Shame and judgmental attitudes never helped victims escape abuse. At least it never worked for me. Luckily, I had friends who were patient enough with me to listen, to remind me that I didn’t deserve to be treated badly.

I can’t imagine how much longer I would’ve been enticed by my abuser if I was isolated and had no support system.

If we want to shift the culture away from victim blaming, we have to start with the questions we ask. Instead of “Why doesn’t she just leave?” we might ask, “What makes leaving so hard?” Instead of mocking fictional victims for their choices, we can use those narratives to practice empathy and deepen our understanding of coercion, trauma bonding and emotional dependency.

Stories shape the way we talk about harm. They influence whether survivors feel safe enough to speak or too ashamed to be heard. When audiences respond to characters like Lucy with contempt rather than curiosity, we reinforce the silence that keeps real victims trapped.

No one deserves abuse — not the chaotic one, and not the fictional characters we use as stand-ins for real human experiences. We can critique storytelling without dehumanizing the people whose realities those stories reflect.

Because at the end of the day, the question is not why victims stay. The real question is why we are still so uncomfortable offering them compassion. 

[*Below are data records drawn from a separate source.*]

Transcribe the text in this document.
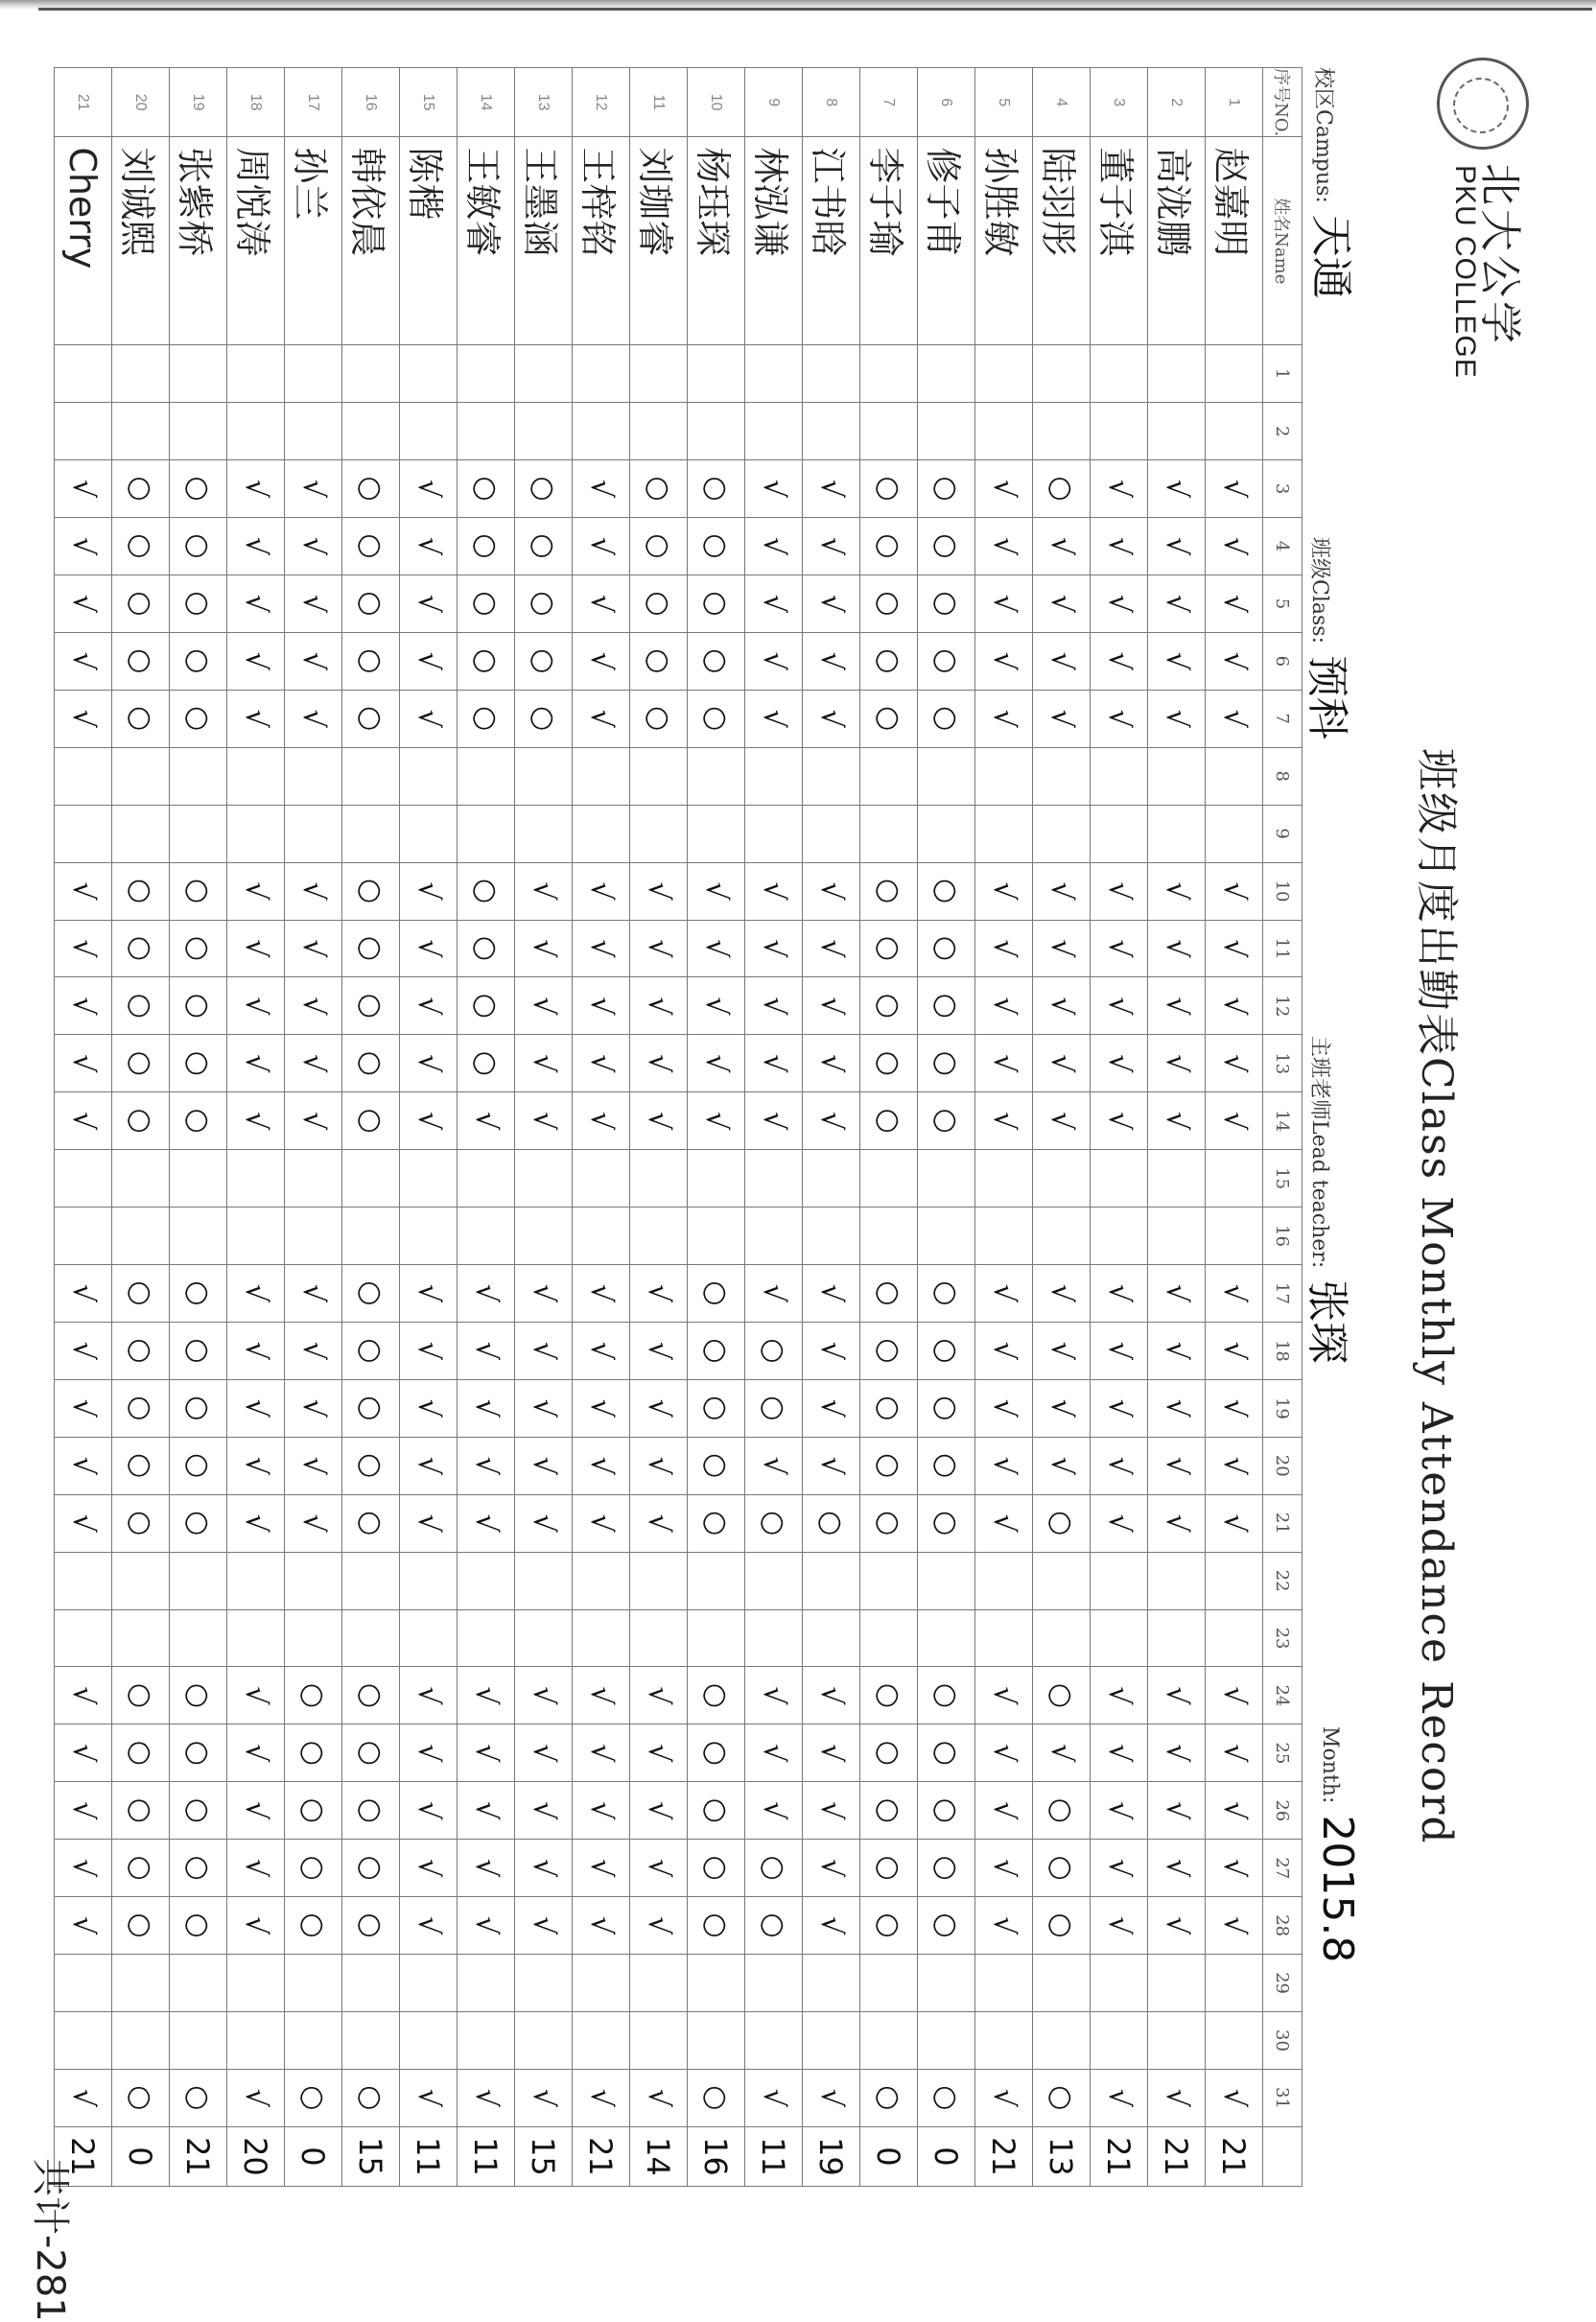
北大公学
PKU COLLEGE
班级月度出勤表Class Monthly Attendance Record
校区Campus:天通
班级Class:预科
主班老师Lead teacher:张琛
Month:2015.8
序号NO.	姓名Name	1	2	3	4	5	6	7	8	9	10	11	12	13	14	15	16	17	18	19	20	21	22	23	24	25	26	27	28	29	30	31	
1	赵嘉明			√	√	√	√	√			√	√	√	√	√			√	√	√	√	√			√	√	√	√	√			√	21
2	高泷鹏			√	√	√	√	√			√	√	√	√	√			√	√	√	√	√			√	√	√	√	√			√	21
3	董子淇			√	√	√	√	√			√	√	√	√	√			√	√	√	√	√			√	√	√	√	√			√	21
4	陆羽彤			○	√	√	√	√			√	√	√	√	√			√	√	√	√	○			○	√	○	○	○			○	13
5	孙胜敏			√	√	√	√	√			√	√	√	√	√			√	√	√	√	√			√	√	√	√	√			√	21
6	修子甫			○	○	○	○	○			○	○	○	○	○			○	○	○	○	○			○	○	○	○	○			○	0
7	李子瑜			○	○	○	○	○			○	○	○	○	○			○	○	○	○	○			○	○	○	○	○			○	0
8	江书晗			√	√	√	√	√			√	√	√	√	√			√	√	√	√	○			√	√	√	√	√			√	19
9	林泓谦			√	√	√	√	√			√	√	√	√	√			√	○	○	√	○			√	√	√	○	○			√	11
10	杨珏琛			○	○	○	○	○			√	√	√	√	√			○	○	○	○	○			○	○	○	○	○			○	16
11	刘珈睿			○	○	○	○	○			√	√	√	√	√			√	√	√	√	√			√	√	√	√	√			√	14
12	王梓铭			√	√	√	√	√			√	√	√	√	√			√	√	√	√	√			√	√	√	√	√			√	21
13	王墨涵			○	○	○	○	○			√	√	√	√	√			√	√	√	√	√			√	√	√	√	√			√	15
14	王敏睿			○	○	○	○	○			○	○	○	○	√			√	√	√	√	√			√	√	√	√	√			√	11
15	陈楷			√	√	√	√	√			√	√	√	√	√			√	√	√	√	√			√	√	√	√	√			√	11
16	韩依晨			○	○	○	○	○			○	○	○	○	○			○	○	○	○	○			○	○	○	○	○			○	15
17	孙兰			√	√	√	√	√			√	√	√	√	√			√	√	√	√	√			○	○	○	○	○			○	0
18	周悦涛			√	√	√	√	√			√	√	√	√	√			√	√	√	√	√			√	√	√	√	√			√	20
19	张紫桥			○	○	○	○	○			○	○	○	○	○			○	○	○	○	○			○	○	○	○	○			○	21
20	刘诚熙			○	○	○	○	○			○	○	○	○	○			○	○	○	○	○			○	○	○	○	○			○	0
21	Cherry			√	√	√	√	√			√	√	√	√	√			√	√	√	√	√			√	√	√	√	√			√	21
共计-281
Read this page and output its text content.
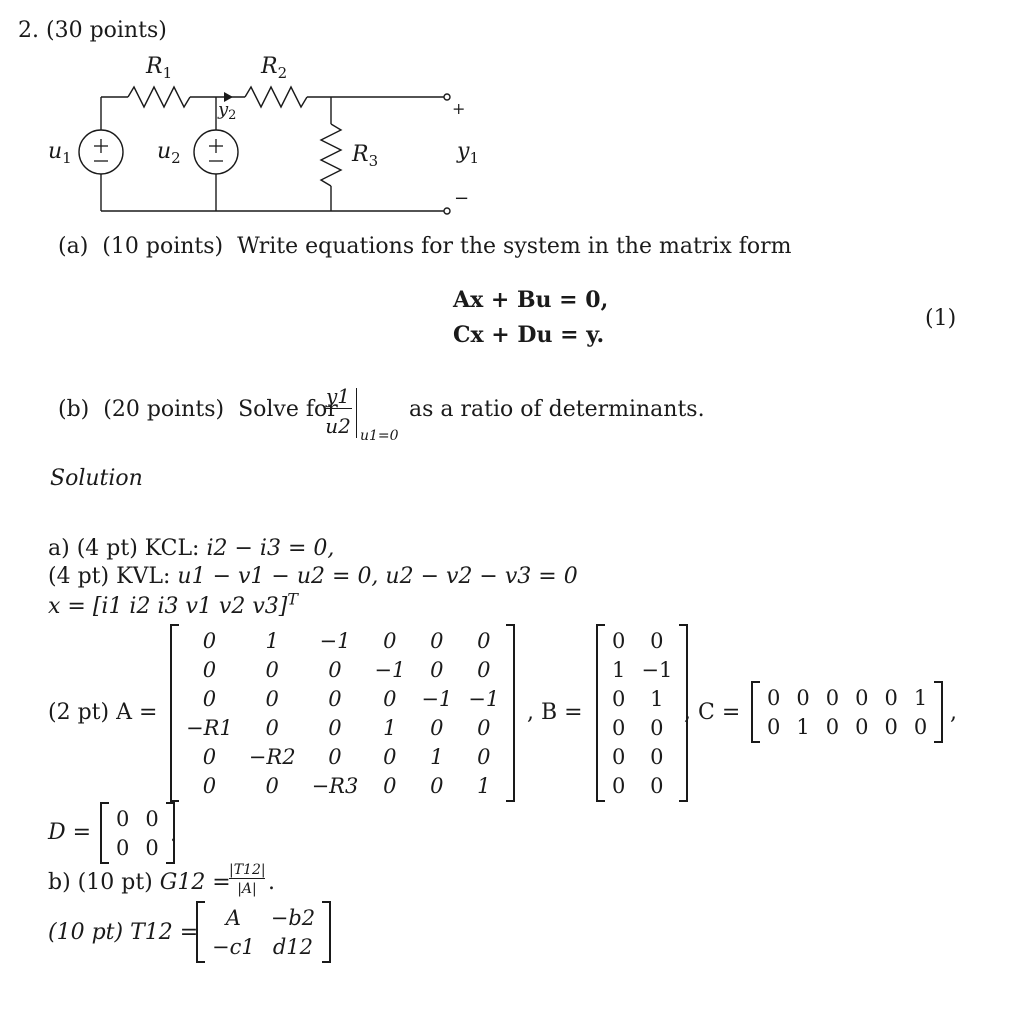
2. (30 points)
$R_1$	$R_2$
$R_3$
$u_1$	$u_2$	$y_1$
$y_2$	+
−
(a) (10 points) Write equations for the system in the matrix form
Ax + Bu = 0,
Cx + Du = y.
(1)
(b) (20 points) Solve for
y1
u2 u1=0
as a ratio of determinants.
Solution
a) (4 pt) KCL: i2 − i3 = 0,
(4 pt) KVL: u1 − v1 − u2 = 0, u2 − v2 − v3 = 0
x = [i1 i2 i3 v1 v2 v3]$^T$
(2 pt) A =
0	1	−1	0	0	0
0	0	0	−1	0	0
0	0	0	0	−1	−1
−R1	0	0	1	0	0
0	−R2	0	0	1	0
0	0	−R3	0	0	1
, B =
0	0
1	−1
0	1
0	0
0	0
0	0
, C =
0	0	0	0	0	1
0	1	0	0	0	0
,
D =
0	0
0	0
.
b) (10 pt) G12 =
|T12|
|A| .
(10 pt) T12 =
A	−b2
−c1	d12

What is especially striking about the online discourse surrounding “Tell Me Lies” is how quickly viewers turn discomfort into condemnation. Instead of asking why Lucy feels trapped, some viewers rush to prove that they would never tolerate Stephen’s behavior. Social media rewards these harsh takes. But by turning Lucy into a punchline, viewers flatten a complicated portrayal of emotional abuse into a morality test designed to fail.

There is also a gendered expectation hiding beneath much of the criticism. Female characters are still expected to be likeable, self-aware and morally consistent even while enduring harm. When they fail to meet that impossibly high standard, they are dismissed as “toxic” rather than recognized as traumatized. Male characters who inflict violence are often framed as complicated or charismatic; women who respond to that chaos are framed as exhausting.

This double standard matters because fiction shapes empathy. The language audiences use to describe Lucy mirrors the language real survivors hear from friends, coworkers and even strangers online. When we ridicule fictional victims for staying too long, loving too hard or reacting imperfectly, we rehearse the very responses that keep real people silent.

The most “radical” cultural shift we can make is this: believe survivors, extend grace to complicated victims and recognize that survival doesn’t look clean, simple or heroic. Sometimes it looks like Lucy. Sometimes it looks like someone we love. Sometimes, it looks like ourselves.